Beginning the final 10 of our 13 for '13 series is Indonesia, where talented players and passionate fans were overshadowed by the politics of duelling federationsSPECIAL
By Eric Noveanto
Internal conflict within the Football Association of Indonesia (PSSI), parallel competitions, and unpaid player salaries are just a few examples of Indonesian football's 2012; these stains on the country's footballing history prevented the national team from progressing in several international competitions.
One result of the conflict between the country's FIFA-recognized football association (PSSI) and the rival shadow association (KPSI) was a literal carousel of national team managers, beginning with Alfred Riedl's dismissal. He was followed by Wim Rijsbergen, Aji Santoso, and finally Nil Maizal.
Indonesia suffered their most humiliating defeat ever in February when they fell 10-0 to Bahrain in a result that eliminated them from qualifying for the 2014 World Cup. The PSSI's struggles left them seemingly unable to schedule friendlies or call up players affiliated with the KPSI, leading to Indonesia's exit from the AFF Suzuki Cup after an inconsistent performance in the group stage.
Similar problems plagued the Under-21 national team, who failed to end the drought of trophies after losing 2-0 to Brunei in the Hassanal Bolkiah Tournament.
|DOMESTIC LEAGUES AND CUPS
The presence of two associations also led to two professional leagues, as the PSSI's Indonesian Premier League squared off against the KPSI's Indonesian Super League. Two Sumatran clubs captured the league crowns; Semen Padang won the inaugural IPL while Sriwijaya FC Palembang captured the ISL. In the sixth annual Piala Indonesia cup tournament, Persibo Bojonegoro captured the first-ever trophy in their 63-year history.
In the AFC Cup, Arema FC broke through the group stage despite three losses after beating Vietnam's Navibank Saigon and Myanmar's Ayeyawady United on goal difference. They reached the quarter-finals before being eliminated by Al-Ettifaq.
2010-2011 ISL champions Persipura Jayapura earned admission to the 2012 Asian Champions League after a ruling by the Court of Arbitration for Sport, but did not reach the group stage after a 3-0 defeat at the hands of Adelaide United.
Both Semen Padang and Persibo Bojonegoro will participate in next year's AFC Cup after Indonesia was deemed unfit to participate in the ACL.

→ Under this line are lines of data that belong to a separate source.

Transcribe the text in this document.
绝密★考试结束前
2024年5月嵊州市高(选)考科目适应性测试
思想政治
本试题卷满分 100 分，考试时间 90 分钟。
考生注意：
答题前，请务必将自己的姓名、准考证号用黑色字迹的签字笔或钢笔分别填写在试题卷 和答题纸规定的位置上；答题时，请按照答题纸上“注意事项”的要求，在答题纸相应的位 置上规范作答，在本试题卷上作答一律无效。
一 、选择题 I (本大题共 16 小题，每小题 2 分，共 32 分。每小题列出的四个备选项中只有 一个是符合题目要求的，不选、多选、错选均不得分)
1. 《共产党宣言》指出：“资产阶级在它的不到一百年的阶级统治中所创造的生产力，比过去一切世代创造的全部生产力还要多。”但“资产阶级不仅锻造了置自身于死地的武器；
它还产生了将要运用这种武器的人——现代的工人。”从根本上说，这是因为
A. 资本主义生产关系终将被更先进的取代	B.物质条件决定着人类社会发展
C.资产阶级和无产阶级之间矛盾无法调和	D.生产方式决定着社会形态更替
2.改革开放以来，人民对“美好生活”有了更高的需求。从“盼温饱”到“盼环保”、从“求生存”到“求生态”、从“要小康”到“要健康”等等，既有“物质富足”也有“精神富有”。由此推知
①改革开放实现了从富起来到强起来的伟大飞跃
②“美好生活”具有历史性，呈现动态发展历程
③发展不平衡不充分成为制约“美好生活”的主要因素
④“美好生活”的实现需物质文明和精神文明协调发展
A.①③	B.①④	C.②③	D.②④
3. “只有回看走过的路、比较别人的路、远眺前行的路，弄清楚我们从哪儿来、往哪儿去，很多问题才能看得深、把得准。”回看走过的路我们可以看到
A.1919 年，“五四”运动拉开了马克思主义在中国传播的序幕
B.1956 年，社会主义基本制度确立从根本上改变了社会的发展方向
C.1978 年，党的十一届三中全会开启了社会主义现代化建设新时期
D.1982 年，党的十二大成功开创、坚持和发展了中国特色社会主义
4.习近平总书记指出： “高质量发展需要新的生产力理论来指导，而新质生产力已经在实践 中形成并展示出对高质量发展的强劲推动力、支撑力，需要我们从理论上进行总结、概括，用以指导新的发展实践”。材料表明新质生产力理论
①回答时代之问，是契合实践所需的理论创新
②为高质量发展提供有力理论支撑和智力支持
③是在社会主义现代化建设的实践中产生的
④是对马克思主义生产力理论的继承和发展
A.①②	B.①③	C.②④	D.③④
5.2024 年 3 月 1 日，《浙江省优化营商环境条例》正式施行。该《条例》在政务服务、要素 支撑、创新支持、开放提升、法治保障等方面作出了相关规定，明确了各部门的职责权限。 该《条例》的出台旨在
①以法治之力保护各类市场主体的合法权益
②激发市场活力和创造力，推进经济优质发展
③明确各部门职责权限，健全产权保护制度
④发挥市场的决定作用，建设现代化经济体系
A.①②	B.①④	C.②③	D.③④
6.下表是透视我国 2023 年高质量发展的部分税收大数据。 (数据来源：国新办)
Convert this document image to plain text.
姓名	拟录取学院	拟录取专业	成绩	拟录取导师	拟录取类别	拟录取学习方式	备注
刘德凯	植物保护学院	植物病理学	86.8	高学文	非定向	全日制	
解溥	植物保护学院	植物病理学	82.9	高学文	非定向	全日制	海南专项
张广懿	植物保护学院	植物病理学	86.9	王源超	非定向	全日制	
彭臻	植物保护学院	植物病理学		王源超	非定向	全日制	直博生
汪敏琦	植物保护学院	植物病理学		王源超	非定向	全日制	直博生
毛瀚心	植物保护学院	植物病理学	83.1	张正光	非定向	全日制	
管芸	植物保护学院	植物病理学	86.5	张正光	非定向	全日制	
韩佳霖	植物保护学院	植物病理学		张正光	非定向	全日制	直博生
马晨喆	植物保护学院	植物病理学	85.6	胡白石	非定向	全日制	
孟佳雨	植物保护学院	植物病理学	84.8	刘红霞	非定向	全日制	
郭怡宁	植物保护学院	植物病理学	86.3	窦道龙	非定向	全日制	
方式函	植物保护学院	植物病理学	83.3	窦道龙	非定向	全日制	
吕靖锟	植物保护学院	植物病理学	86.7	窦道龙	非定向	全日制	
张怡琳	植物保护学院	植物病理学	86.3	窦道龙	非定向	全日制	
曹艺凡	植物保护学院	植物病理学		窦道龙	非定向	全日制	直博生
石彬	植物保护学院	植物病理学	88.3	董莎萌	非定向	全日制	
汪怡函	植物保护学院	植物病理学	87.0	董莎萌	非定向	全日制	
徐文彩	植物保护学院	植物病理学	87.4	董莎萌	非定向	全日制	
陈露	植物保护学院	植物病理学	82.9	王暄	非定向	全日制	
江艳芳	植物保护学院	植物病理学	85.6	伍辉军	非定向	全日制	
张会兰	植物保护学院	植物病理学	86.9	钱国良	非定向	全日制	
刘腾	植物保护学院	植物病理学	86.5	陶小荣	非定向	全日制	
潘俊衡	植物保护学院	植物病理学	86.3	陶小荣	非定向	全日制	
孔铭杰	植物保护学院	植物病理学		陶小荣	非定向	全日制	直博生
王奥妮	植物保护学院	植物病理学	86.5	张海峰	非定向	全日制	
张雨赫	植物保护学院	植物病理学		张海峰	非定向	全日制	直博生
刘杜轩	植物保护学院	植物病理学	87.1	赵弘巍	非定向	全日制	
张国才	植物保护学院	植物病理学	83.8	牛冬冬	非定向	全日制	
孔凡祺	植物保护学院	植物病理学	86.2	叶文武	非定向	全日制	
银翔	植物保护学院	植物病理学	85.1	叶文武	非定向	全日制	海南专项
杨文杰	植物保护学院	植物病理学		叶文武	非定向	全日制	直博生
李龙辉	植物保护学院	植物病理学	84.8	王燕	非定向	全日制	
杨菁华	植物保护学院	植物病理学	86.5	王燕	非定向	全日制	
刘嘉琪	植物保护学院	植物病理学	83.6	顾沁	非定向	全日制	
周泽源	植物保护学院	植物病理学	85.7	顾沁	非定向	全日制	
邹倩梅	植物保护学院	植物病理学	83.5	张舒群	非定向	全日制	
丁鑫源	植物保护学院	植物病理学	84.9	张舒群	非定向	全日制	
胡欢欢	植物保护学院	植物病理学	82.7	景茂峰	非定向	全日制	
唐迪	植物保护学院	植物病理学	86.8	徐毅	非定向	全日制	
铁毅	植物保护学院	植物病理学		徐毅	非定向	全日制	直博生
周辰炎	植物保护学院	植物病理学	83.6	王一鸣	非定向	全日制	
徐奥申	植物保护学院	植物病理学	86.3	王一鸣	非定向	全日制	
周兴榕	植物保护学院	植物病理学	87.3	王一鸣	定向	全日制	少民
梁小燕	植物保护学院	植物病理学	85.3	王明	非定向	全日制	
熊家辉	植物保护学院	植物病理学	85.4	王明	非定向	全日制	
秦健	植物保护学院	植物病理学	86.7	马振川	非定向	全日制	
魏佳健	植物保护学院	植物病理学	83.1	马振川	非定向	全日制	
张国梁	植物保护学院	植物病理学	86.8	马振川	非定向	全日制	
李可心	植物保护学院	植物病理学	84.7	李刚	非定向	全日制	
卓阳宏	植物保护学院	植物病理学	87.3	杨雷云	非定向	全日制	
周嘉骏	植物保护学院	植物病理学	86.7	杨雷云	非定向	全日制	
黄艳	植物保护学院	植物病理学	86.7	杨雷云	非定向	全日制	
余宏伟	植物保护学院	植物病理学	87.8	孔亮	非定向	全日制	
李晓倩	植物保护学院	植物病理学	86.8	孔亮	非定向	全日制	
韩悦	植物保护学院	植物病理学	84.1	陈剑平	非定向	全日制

Youngster Arthur Irawan became the first Indonesian player in the Spanish Segunda Division after his promotion to Espanyol B. His success was followed by Netherlands-based players such as Stefano Lilipaly in Almere City, Tonnie Cussel in GVVV, Jhonny van Beukering in FC Presikhaaf and Raphael Maitimo in VV Capelle, who all solidified their place in their respective teams' line-ups.
Four Indonesian starlets also progressed in Belgium; Alfin Tuasalamony and Yandi Sofyan Munawar began to play on the first teams, while Syamsir Alam and Yericho Christiantoko are still looking for their break-through opportunities.
|PLAYER OF THE YEAR | Bambang Pamungkas, Persija Jakarta and Indonesia National Team
Following his dramatic retirement in 2011 as a result of strife within the PSSI, the country's most-capped player and top goal-scorer chose to return to Merah Putih for the AFF Suzuki Cup. Bambang wasn't successful in advancing Indonesia to the semi-finals but his presence still boosted the morale of a young and experienced side.
He also had a great season with the ISL's Persija Jakarta, scoring 16 goals in 33 appearances while leading his club to a fifth-place finish.
|MOMENT OF THE YEAR | After AFFSC disgrace, a 'Christmas present' from FIFA
While it's arguable that their poor showing at the AFF Suzuki Cup was emblematic of Indonesia's year, the mid-December decision by FIFA's Executive Committee to postpone a suspension of the country's footballing status was all too representative of the problems that continue to plague the sport.
But after olive branches extended and withdrawn, Memorandums of Understanding written and rescinded, fan protests and frustrated players, the three-month grace period is yet another symbol of the damage Indonesia's grass-roots football has sustained. While a suspension from international competition might have forced all involved to once again make a serious effort at the bargaining table, instead the country's fans, players, and clubs will be left in limbo until at least March.
|WISHES FOR HONG KONG FOOTBALL IN 2013
It speaks to Indonesia's passion for football that the country somehow supported two first divisions in 2012, but there isn't a soul in the country that would shed tears of regret upon a return to one top flight in 2013.